CNJ premia sentença do juiz maranhense Douglas de Melo Martins em concurso nacional de decisões judiciais

O juiz Douglas de Melo Martins, da Vara de Interesses Difusos e Coletivos de São Luís, foi um dos 21 magistrados que receberam placas ou menções honrosas do Conselho Nacional de Justiça, por decisões premiadas emitidas entre 16 de fevereiro de 2022 e 16 de setembro de 2024, em conformidade com tratados e convenções internacionais de promoção e proteção de direitos humanos adotadas pelo Brasil. O reconhecimento foi feito durante 2º Concurso Nacional de Decisões Judiciais e Acórdãos em Direitos Humanos, que aconteceu na sede do CNJ, em Brasília.

A premiação foi distribuída em 16 categorias temáticas, como Direitos das Mulheres, Direitos das Pessoas Privadas de Liberdade e Direitos dos Povos Indígenas, e considerou como base para a análise das decisões a jurisprudência da Corte Internacional de Direitos Humanos e as recomendações da Comissão Interamericana de Direitos Humanos (CIDH).

Martins foi vencedor na categoria “Direito ao Meio Ambiente Saudável e à Justiça Climática”. A decisão premiada julgou uma ação civil pública movida pelo Ministério Público contra a empresa de saneamento BRK Ambiental, na qual questionou a responsabilidade da concessionária pelo lançamento de esgotos sem tratamento adequado em curso d’água.
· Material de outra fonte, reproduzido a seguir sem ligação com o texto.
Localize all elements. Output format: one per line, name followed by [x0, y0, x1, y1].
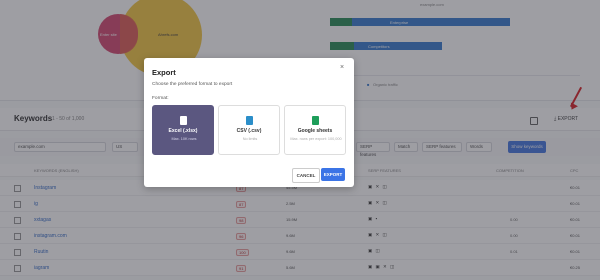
format-option-name: CSV (.csv) [236, 128, 262, 134]
format-option-note: Max. rows per export: 100,000 [290, 137, 342, 141]
format-option-note: No limits [242, 137, 258, 141]
dialog-title: Export [152, 68, 176, 77]
dialog-description: Choose the preferred format to export [152, 82, 233, 87]
export-dialog: Export × Choose the preferred format to … [144, 58, 354, 187]
google-sheets-icon [312, 116, 319, 125]
format-option-excel[interactable]: Excel (.xlsx) Max. 10K rows [152, 105, 214, 155]
csv-file-icon [246, 116, 253, 125]
cancel-button[interactable]: CANCEL [292, 168, 320, 183]
format-option-google-sheets[interactable]: Google sheets Max. rows per export: 100,… [284, 105, 346, 155]
close-icon[interactable]: × [340, 64, 344, 71]
format-option-name: Excel (.xlsx) [168, 128, 198, 134]
format-option-note: Max. 10K rows [171, 137, 197, 141]
format-label: Format: [152, 96, 169, 101]
export-button[interactable]: EXPORT [321, 168, 345, 181]
format-option-csv[interactable]: CSV (.csv) No limits [218, 105, 280, 155]
format-option-name: Google sheets [297, 128, 333, 134]
excel-file-icon [180, 116, 187, 125]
Na decisão, o juiz condenou a empresa a adequar a Estação de Tratamento de Esgotos (ETE) de um condomínio residencial conforme as normas ambientais e a submeter a ETE à revisão junto aos órgãos competentes, além de pagar indenização por dano moral coletivo no valor de R$ 100 mil.

Direito ao cuidado

Douglas Martins disse que a premiação representa o reconhecimento do valor do trabalho da magistratura maranhense e sua conformidade com as normas internacionais de amparo aos direitos humanos fundamentais. “Nesse contexto, é importante quando a atuação de um juiz nordestino, e principalmente maranhense, é reconhecido nacionalmente, com o aval do Conselho Nacional de Justiça. Fico feliz e divido com todos os meus colegas da magistratura estadual esse mérito”, declarou.

O vice-presidente do STF, ministro Edson Fachin, destacou a importância da premiação para incentivar e fortalecer o papel do Judiciário na efetivação dos direitos humanos. “Os direitos humanos têm destinatários e, portanto, contam histórias sobre vidas, sofrimentos e lutas que, hoje, terão luz justamente com os atores, as protagonistas, do sistema de Justiça que as acolheram e, concretamente, os protegeram”, disse o ministro. Na cerimônia, também foi lançado o “Caderno de Jurisprudência do Supremo Tribunal Federal: Direito ao Cuidado”, publicação que reconhece o direito ao cuidado como um direito humano, com obrigações e parâmetros de controle de convencionalidade.

Com informações da assessoria de imprensa da Corregedoria Geral da Justiça do TJ-MA.